Si elle pouvait donner une couleur à son récital avec l'Orchestre baroque Arion, Karina Gauvin choisirait le rouge: «Rouge velours, très sanguin, très italien, très chaud.» Conversation avec une chanteuse qui dure.

Karina Gauvin ne voulait pas d'une photo trop légère pour illustrer cette interview. La dame est rieuse - «Je tiens ça de ma mère», dit-elle spontanément - mais son programme intitulé Héroïnes et femmes fatales, avec l'Orchestre baroque Arion sous la direction d'Alexander Weimann, commandait un peu de sérieux. «Ce sont des airs à grand déploiement, c'est très théâtral», explique la soprano à propos de ce récital qu'elle donnera trois fois à la salle Bourgie du Musée des beaux-arts à partir du 27 avril.

Un hommage

En concevant ce programme, qui comprend également des arias de Vivaldi, Vinci et Leo, elle a voulu rendre hommage à la diva préférée de Handel, la soprano Anna Maria Strada del Po. «Quand tous les chanteurs se sont mis à quitter Handel pour aller chanter dans d'autres théâtres, elle lui est restée fidèle. Elle a créé plusieurs rôles dont celui d'Alcina, le plus célèbre, qui me tient beaucoup à coeur. Je l'ai chanté plusieurs fois avec les Violons du Roy. Ce sont des airs magnifiques, que je voulais sur le disque qu'on va enregistrer pour ATMA à Saint-Augustin de Mirabel, tout de suite après les concerts. J'ai enregistré sept opéras de Handel, dont six avec Alan Curtis avec qui j'ai beaucoup travaillé ces dernières années. Deux de ces disques sont à paraître: Jules César avec Marie-Nicole Lemieux, qui va probablement sortir à l'automne, et Giove in Argo, qu'on a enregistré il y a quelque temps et qui devrait également sortir bientôt.»

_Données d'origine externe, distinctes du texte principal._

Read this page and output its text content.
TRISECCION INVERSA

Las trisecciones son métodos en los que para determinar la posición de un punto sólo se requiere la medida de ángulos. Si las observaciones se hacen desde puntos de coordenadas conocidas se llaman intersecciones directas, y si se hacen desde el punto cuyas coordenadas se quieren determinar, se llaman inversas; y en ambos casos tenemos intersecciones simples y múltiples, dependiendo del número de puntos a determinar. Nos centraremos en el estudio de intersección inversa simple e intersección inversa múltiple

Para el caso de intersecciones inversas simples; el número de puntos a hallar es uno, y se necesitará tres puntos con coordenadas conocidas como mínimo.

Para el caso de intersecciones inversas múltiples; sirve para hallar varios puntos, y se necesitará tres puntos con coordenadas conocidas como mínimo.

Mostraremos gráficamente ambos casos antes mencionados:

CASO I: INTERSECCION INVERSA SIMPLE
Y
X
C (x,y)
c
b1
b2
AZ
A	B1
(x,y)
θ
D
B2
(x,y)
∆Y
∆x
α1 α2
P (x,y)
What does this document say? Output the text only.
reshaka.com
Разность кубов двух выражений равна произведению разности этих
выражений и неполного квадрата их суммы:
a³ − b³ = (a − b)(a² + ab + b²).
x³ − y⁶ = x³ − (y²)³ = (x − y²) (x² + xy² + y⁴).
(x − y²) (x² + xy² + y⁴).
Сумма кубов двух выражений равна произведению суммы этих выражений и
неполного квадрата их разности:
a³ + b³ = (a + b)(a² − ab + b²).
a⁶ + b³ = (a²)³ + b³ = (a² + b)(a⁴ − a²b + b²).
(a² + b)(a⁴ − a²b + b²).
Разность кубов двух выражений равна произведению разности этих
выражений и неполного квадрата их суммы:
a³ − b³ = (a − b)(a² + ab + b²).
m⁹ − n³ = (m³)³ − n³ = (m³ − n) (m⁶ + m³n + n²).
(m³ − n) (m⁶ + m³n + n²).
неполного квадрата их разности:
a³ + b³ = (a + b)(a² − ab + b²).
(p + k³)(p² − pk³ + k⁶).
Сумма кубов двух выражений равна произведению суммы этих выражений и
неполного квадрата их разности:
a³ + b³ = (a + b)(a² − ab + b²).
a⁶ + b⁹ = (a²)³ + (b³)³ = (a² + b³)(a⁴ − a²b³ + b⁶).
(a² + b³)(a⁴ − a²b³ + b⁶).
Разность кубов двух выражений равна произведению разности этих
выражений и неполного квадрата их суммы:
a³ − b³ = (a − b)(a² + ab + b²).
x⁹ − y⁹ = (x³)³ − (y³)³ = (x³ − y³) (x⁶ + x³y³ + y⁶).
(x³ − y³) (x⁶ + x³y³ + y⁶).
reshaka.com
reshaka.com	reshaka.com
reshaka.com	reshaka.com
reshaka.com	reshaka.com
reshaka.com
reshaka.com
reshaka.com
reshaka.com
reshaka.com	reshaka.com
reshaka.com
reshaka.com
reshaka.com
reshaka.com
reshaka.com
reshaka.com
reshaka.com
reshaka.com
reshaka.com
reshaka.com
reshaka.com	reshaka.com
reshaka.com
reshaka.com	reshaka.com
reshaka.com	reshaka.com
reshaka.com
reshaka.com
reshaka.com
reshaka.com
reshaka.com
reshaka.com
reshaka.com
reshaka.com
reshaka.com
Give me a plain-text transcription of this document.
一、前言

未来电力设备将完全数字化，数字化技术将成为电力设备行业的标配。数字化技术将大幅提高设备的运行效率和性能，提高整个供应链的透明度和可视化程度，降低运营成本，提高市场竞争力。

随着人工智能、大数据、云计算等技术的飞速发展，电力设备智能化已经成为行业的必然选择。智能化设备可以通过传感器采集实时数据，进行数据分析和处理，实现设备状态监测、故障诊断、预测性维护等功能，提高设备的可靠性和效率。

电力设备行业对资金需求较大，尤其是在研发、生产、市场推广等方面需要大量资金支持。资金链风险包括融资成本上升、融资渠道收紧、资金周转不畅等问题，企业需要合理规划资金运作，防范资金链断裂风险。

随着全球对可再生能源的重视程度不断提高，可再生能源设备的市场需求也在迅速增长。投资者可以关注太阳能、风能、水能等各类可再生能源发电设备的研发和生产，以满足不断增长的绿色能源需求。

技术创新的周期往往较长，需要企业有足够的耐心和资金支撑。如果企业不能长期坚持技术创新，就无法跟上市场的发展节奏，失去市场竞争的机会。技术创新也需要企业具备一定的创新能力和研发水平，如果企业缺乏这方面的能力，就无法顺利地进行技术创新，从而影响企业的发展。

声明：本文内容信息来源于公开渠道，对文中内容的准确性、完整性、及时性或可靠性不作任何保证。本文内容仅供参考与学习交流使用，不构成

Karina Gauvin ne tarit pas d'éloges envers Alan Curtis qui lui a permis d'approfondir son interprétation de l'oeuvre de Handel qu'elle chante depuis toujours. «J'ai appris beaucoup avec cet homme-là, il m'a aidée à enrichir mes personnages. Je peux vraiment mettre mes pieds dans ces chaussures-là et m'exprimer à fond. Alan travaille un peu comme Handel à l'époque: quand il a trouvé quelqu'un qui lui plaît, il lui reste attaché.»

Les «baroqueux»

Karina Gauvin a beaucoup été associée à la musique baroque depuis ses débuts professionnels il y a une vingtaine d'années. Si ça lui a peut-être nui auprès de ceux qui la croyaient incapable de chanter «du Debussy ou de la musique moderne», elle affirme ne pas se sentir prisonnière du répertoire baroque.

«Au début de l'année, j'ai chanté avec l'Orchestre symphonique de San Francisco et Michael Tilson-Thomas Le martyre de saint Sébastien de Debussy, puis j'ai refait Les illuminations de Britten à Toronto. C'est certain que j'ai fait beaucoup de baroque, mais j'ai aussi chanté Shéhérazade avec Anima Eterna en Europe. Et l'an dernier, j'ai donné un récital de mélodies françaises à l'Opéra Comique de Paris que je vais refaire à l'automne aux États-Unis. Ça commence à bouger...»

Elle poursuit: «Pendant un certain temps, les gens se sont imaginé que parce qu'on chantait du baroque, on avait une voix petite, une perception un peu faussée par le disque. Récemment, j'ai chanté à Madrid et le directeur du théâtre était tout étonné. Des gens sont venus me voir pour me dire «oh the voice is huge, on n'avait pas idée», dit-elle en riant. Pendant des années, les «baroqueux» engageaient seulement des chanteuses à la voix blanche et peu timbrée, mais ça a beaucoup changé. Ce n'est certainement plus le cas en Europe.»

À peine de retour d'une tournée européenne, Karina Gauvin a plusieurs engagements à venir dans des maisons d'opéra importantes de l'autre côté de l'Atlantique: à Glyndebourne, à Munich... «Des femmes fatales, des femmes fortes, des rôles qui requièrent une voix, dit-elle. Ma carrière s'est faite petit pas par petit pas. Il y en a qui font de gros splash, qu'on voit partout. Mais je suis contente parce que je suis toujours là et je suis encore passionnée par ce que je fais. Comme me l'a dit mon agent: «L'important, c'est de durer et d'avoir la qualité sur le long terme. Toi, c'est ça que tu apportes».»

Héroïnes et femmes fatales. Karina Gauvin et l'Orchestre baroque Arion à la salle Bourgie du Musée des beaux-arts de Montréal, les 27, 28 et 29 avril.